Литературные очерки
правитьII.
правитьМного людского горя, слез и страданий идет читателю на встречу из этих рассказов. Приехала в столицу, рассказывает Зарин, семья выброшенного за борт провинциального чиновника — хорошего, работящего человека. В «исканиях мест», Крепову пришлось испытать всего: томительные ожидания в приемной, замирание сердца при вызове к тому, от кого зависит решение, унижающие расспросы, холодные отказы, равнодушные «не могу» и «наведайтесь как-нибудь», а пока испивалась эта горькая чаша, деньги проживались; дети, худые и бледные, лишены воздуха, запертые в душные, смрадные меблированные комнаты; в глазах жены отражается безмолвный упрек, и он, теряя надежды, а с ними и энергию, становится нервен, раздражителен, подчас груб и несправедлив… И никого вокруг… Все чужие.

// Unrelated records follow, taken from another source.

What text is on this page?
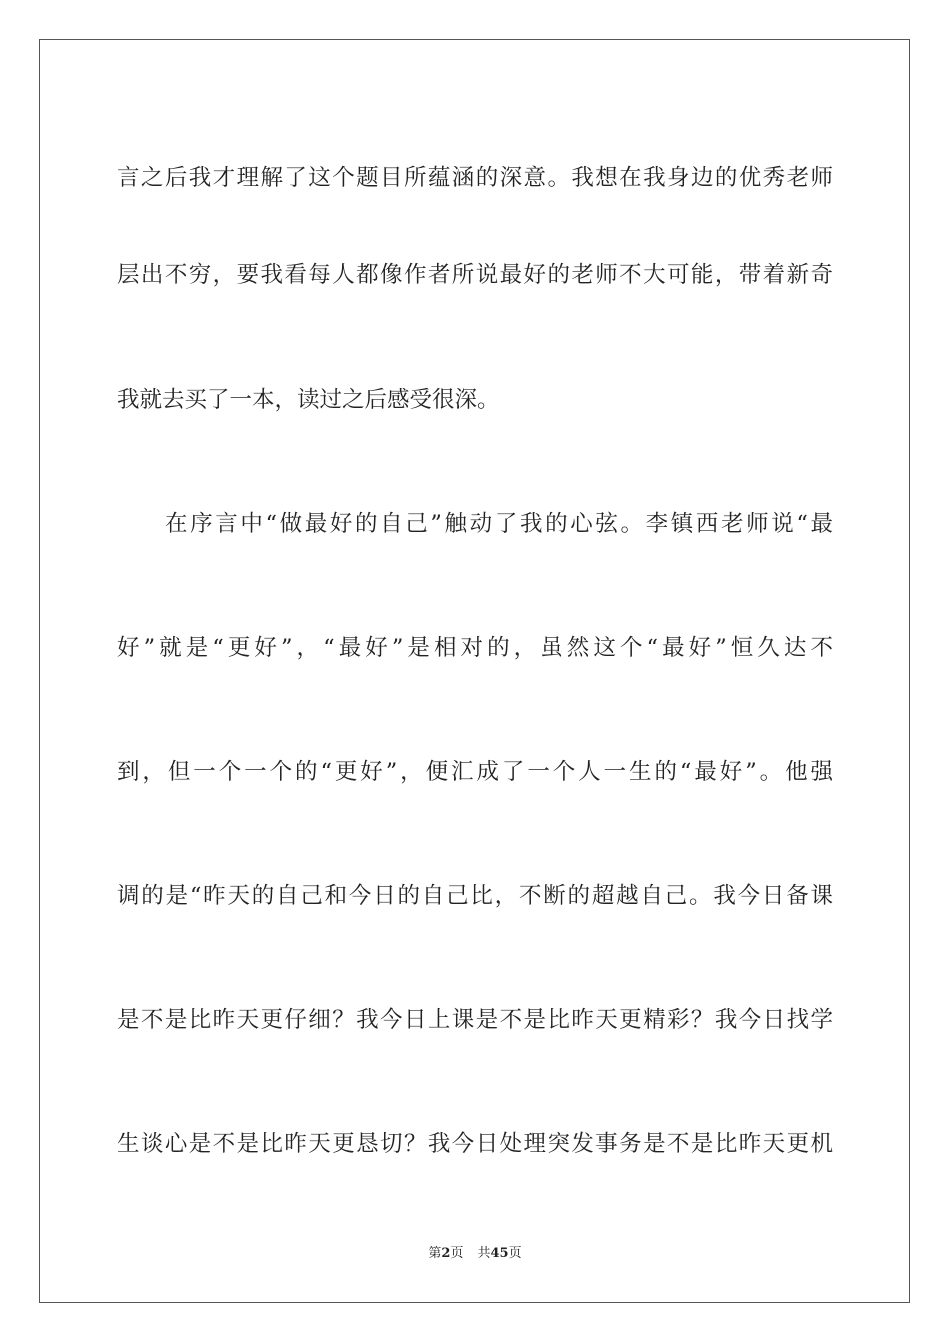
言之后我才理解了这个题目所蕴涵的深意。我想在我身边的优秀老师
层出不穷，要我看每人都像作者所说最好的老师不大可能，带着新奇
我就去买了一本，读过之后感受很深。
在序言中“做最好的自己”触动了我的心弦。李镇西老师说“最
好”就是“更好”，“最好”是相对的，虽然这个“最好”恒久达不
到，但一个一个的“更好”，便汇成了一个人一生的“最好”。他强
调的是“昨天的自己和今日的自己比，不断的超越自己。我今日备课
是不是比昨天更仔细？我今日上课是不是比昨天更精彩？我今日找学
生谈心是不是比昨天更恳切？我今日处理突发事务是不是比昨天更机
第2页 共45页
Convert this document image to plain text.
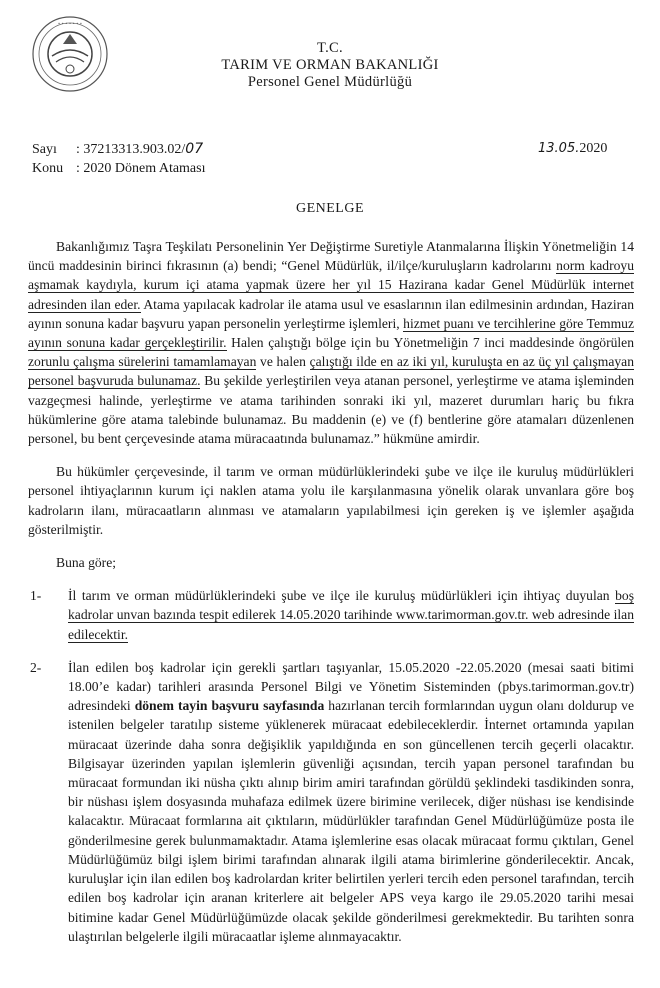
• • • • • • •
T.C.
TARIM VE ORMAN BAKANLIĞI
Personel Genel Müdürlüğü
Sayı	: 37213313.903.02/ 07
Konu : 2020 Dönem Ataması
13.05.2020
GENELGE

Bakanlığımız Taşra Teşkilatı Personelinin Yer Değiştirme Suretiyle Atanmalarına İlişkin Yönetmeliğin 14 üncü maddesinin birinci fıkrasının (a) bendi; “Genel Müdürlük, il/ilçe/kuruluşların kadrolarını norm kadroyu aşmamak kaydıyla, kurum içi atama yapmak üzere her yıl 15 Hazirana kadar Genel Müdürlük internet adresinden ilan eder. Atama yapılacak kadrolar ile atama usul ve esaslarının ilan edilmesinin ardından, Haziran ayının sonuna kadar başvuru yapan personelin yerleştirme işlemleri, hizmet puanı ve tercihlerine göre Temmuz ayının sonuna kadar gerçekleştirilir. Halen çalıştığı bölge için bu Yönetmeliğin 7 inci maddesinde öngörülen zorunlu çalışma sürelerini tamamlamayan ve halen çalıştığı ilde en az iki yıl, kuruluşta en az üç yıl çalışmayan personel başvuruda bulunamaz. Bu şekilde yerleştirilen veya atanan personel, yerleştirme ve atama işleminden vazgeçmesi halinde, yerleştirme ve atama tarihinden sonraki iki yıl, mazeret durumları hariç bu fıkra hükümlerine göre atama talebinde bulunamaz. Bu maddenin (e) ve (f) bentlerine göre atamaları düzenlenen personel, bu bent çerçevesinde atama müracaatında bulunamaz.” hükmüne amirdir.

Bu hükümler çerçevesinde, il tarım ve orman müdürlüklerindeki şube ve ilçe ile kuruluş müdürlükleri personel ihtiyaçlarının kurum içi naklen atama yolu ile karşılanmasına yönelik olarak unvanlara göre boş kadroların ilanı, müracaatların alınması ve atamaların yapılabilmesi için gereken iş ve işlemler aşağıda gösterilmiştir.

Buna göre;

1- İl tarım ve orman müdürlüklerindeki şube ve ilçe ile kuruluş müdürlükleri için ihtiyaç duyulan boş kadrolar unvan bazında tespit edilerek 14.05.2020 tarihinde www.tarimorman.gov.tr. web adresinde ilan edilecektir.
2- İlan edilen boş kadrolar için gerekli şartları taşıyanlar, 15.05.2020 -22.05.2020 (mesai saati bitimi 18.00’e kadar) tarihleri arasında Personel Bilgi ve Yönetim Sisteminden (pbys.tarimorman.gov.tr) adresindeki dönem tayin başvuru sayfasında hazırlanan tercih formlarından uygun olanı doldurup ve istenilen belgeler taratılıp sisteme yüklenerek müracaat edebileceklerdir. İnternet ortamında yapılan müracaat üzerinde daha sonra değişiklik yapıldığında en son güncellenen tercih geçerli olacaktır. Bilgisayar üzerinden yapılan işlemlerin güvenliği açısından, tercih yapan personel tarafından bu müracaat formundan iki nüsha çıktı alınıp birim amiri tarafından görüldü şeklindeki tasdikinden sonra, bir nüshası işlem dosyasında muhafaza edilmek üzere birimine verilecek, diğer nüshası ise kendisinde kalacaktır. Müracaat formlarına ait çıktıların, müdürlükler tarafından Genel Müdürlüğümüze posta ile gönderilmesine gerek bulunmamaktadır. Atama işlemlerine esas olacak müracaat formu çıktıları, Genel Müdürlüğümüz bilgi işlem birimi tarafından alınarak ilgili atama birimlerine gönderilecektir. Ancak, kuruluşlar için ilan edilen boş kadrolardan kriter belirtilen yerleri tercih eden personel tarafından, tercih edilen boş kadrolar için aranan kriterlere ait belgeler APS veya kargo ile 29.05.2020 tarihi mesai bitimine kadar Genel Müdürlüğümüzde olacak şekilde gönderilmesi gerekmektedir. Bu tarihten sonra ulaştırılan belgelerle ilgili müracaatlar işleme alınmayacaktır.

Наконец, судьба по-видимому, сжалилась: Крепова обнадежили получением должности в частном обществе. Но тут некоему чиновнику-тузу, в угоду жене, понадобилось пристроить сынка- неуча, бездельника и красивого спортс мэна. «на каких-нибудь 100, 150 рублей»… «ведь он томится без дела и, наконец, положение». При случае, об этом замолвлено было словечко представителю особенного типа «деловых» людей. «Кажется, они ничего не делают, проводя жизнь беспечного жуира. В полдень — у Кюба за завтраком, вечером — у Контана за обедом, во вторник — в фойе Мариинского театра, в воскресение — Михайловского, в субботу — в цирке, в уборной танцовщицы, в будуаре кокотки, на холостом ужине золотой молодежи, на серебряной свадьбе финансового туза, на пышном банкете торговой формы, на бегах и скачках, на бирже и в банкирской конторе, — везде появляется деловой человек, всюду принимаемый как „свой“, всегда остроумный, находчивый, щедрый. Кажется, он ничего не делает, а между тем, при его содействии учреждаются акционерные общества, совершаются крупные займы, исхлопатываются концессия, субсидии, производятся продажа и купля… Эти люди знают всех и все, они умеют быть всем необходимыми». Вот такой нужный человек, при случае, перетолковал с директором правления, и юный Гуляев был пристроен, причем сановный папаша наказал супруге: «Только скажи Аркадию, чтобы он хоть на время бросил велосипед свой. А то прямо неловко». Крепов остался не причем: «Что-то огромное, тяжкое обрушилось на него… Все погибли! Жалость к жене, детям, себе наполняла его сердце… Вот что такое борьба за существование! Жизнь наносит неожиданные удары, разбивает надежды, лишает близких людей, вырывает из горла кусок хлеба, а ты терпи. Надоест судьбе трепать тебя и ты… победитель»…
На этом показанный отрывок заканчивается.